It took me nearly one hour to locate also this series of pictures on the net after having seen them recently in the talk of a Spanish colleague.
Yes, there are also more serious comments for example in the Behavioural Issues Blog
– the Grandmother effect: … old women can enhance the fitness of their non-descendant offspring …
– Immune system issues: … males invest less in long term fitness (innate immune function) than in short term things, like mating and mate acquisition
– Antagonistic pleiotropy: … many of the traits that make a male successful at mating and mate acquisition makes them more likely to suffer in the long term.
– Y-linked effects: … Think of the Y, only found in 1/2 the population, and only in 1 copy in those. Selection against detrimental mutations is weaker.
– X- linked effect: Here, in the male, all recessive alleles are expressed. This might cause decreased male longevity…
– Mitochondrial optimization- Mitochondria are maternally inherited organelles…
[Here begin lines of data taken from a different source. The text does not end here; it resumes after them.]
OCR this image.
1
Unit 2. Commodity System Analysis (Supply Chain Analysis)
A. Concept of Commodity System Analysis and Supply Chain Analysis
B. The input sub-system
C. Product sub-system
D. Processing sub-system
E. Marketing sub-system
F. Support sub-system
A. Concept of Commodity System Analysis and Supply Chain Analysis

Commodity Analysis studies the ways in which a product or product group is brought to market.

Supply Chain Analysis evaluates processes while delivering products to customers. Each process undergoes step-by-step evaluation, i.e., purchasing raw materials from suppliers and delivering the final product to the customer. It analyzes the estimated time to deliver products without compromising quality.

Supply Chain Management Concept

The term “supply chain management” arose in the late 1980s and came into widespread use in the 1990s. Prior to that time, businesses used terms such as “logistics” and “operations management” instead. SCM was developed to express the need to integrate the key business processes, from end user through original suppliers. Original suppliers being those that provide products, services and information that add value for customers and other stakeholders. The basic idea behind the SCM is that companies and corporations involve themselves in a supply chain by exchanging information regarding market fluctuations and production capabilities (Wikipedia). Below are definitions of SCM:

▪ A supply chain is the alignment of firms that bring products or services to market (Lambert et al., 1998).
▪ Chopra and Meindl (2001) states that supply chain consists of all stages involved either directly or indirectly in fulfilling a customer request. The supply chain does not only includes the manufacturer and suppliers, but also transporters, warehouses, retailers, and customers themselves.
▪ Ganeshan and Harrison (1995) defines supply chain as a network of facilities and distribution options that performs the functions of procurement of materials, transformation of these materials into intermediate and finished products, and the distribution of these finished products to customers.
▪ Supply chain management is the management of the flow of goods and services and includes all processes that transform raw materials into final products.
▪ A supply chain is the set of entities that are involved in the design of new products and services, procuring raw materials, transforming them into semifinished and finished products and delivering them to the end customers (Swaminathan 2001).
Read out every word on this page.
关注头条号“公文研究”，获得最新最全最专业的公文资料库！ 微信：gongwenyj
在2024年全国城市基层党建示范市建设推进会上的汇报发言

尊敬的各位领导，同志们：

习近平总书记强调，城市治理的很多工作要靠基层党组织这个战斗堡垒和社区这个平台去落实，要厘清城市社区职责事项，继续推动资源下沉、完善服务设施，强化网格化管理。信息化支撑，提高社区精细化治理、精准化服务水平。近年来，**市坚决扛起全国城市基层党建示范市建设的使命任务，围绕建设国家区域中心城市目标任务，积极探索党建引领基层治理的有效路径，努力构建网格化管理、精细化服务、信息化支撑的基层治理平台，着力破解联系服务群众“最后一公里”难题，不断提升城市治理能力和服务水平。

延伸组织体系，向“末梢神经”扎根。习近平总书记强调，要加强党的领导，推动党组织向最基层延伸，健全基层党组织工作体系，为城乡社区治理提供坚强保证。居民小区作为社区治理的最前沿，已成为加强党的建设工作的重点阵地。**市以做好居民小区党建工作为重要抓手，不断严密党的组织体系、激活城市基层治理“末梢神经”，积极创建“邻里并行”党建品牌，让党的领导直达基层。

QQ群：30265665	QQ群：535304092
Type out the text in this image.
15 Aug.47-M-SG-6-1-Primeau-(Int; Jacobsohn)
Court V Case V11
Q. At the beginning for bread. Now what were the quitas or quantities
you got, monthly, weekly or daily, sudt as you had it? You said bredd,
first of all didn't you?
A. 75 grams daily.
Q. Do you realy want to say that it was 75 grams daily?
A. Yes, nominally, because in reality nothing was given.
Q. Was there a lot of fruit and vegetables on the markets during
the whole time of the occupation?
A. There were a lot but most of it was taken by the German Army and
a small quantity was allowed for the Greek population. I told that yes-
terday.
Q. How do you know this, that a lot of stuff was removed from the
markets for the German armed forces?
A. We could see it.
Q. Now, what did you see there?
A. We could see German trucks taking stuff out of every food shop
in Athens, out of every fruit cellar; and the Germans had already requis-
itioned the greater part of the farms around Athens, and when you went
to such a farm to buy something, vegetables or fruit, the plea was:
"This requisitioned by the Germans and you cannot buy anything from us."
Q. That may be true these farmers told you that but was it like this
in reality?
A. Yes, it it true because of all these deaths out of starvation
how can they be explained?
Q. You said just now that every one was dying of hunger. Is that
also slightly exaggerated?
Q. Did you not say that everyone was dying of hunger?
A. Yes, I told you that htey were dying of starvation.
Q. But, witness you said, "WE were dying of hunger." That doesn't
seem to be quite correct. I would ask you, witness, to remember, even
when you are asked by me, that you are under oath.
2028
But do we really need such explanations? Or is our perception of male longevity being biased? I renember a study of Marc Luy about “Causes of male excess mortality:insights from cloistered populations” in Pop Dev Rev 2003;29:647 who traced this phenomenon back back to the first life tables by Struyck (1749) and Deparcieux (1746). The survival advantage of women increased continuously during the twentieth century while this trend has been slowed down only in the 80ies. A pointer in Medical Tribune now to his new “Klosterstudie” showed even more unexpected findings: When analyzing 11,600 nuns and monks from 12 Bavarian monasteries the life expectancy between both sexes differed only by one year, yea, yea.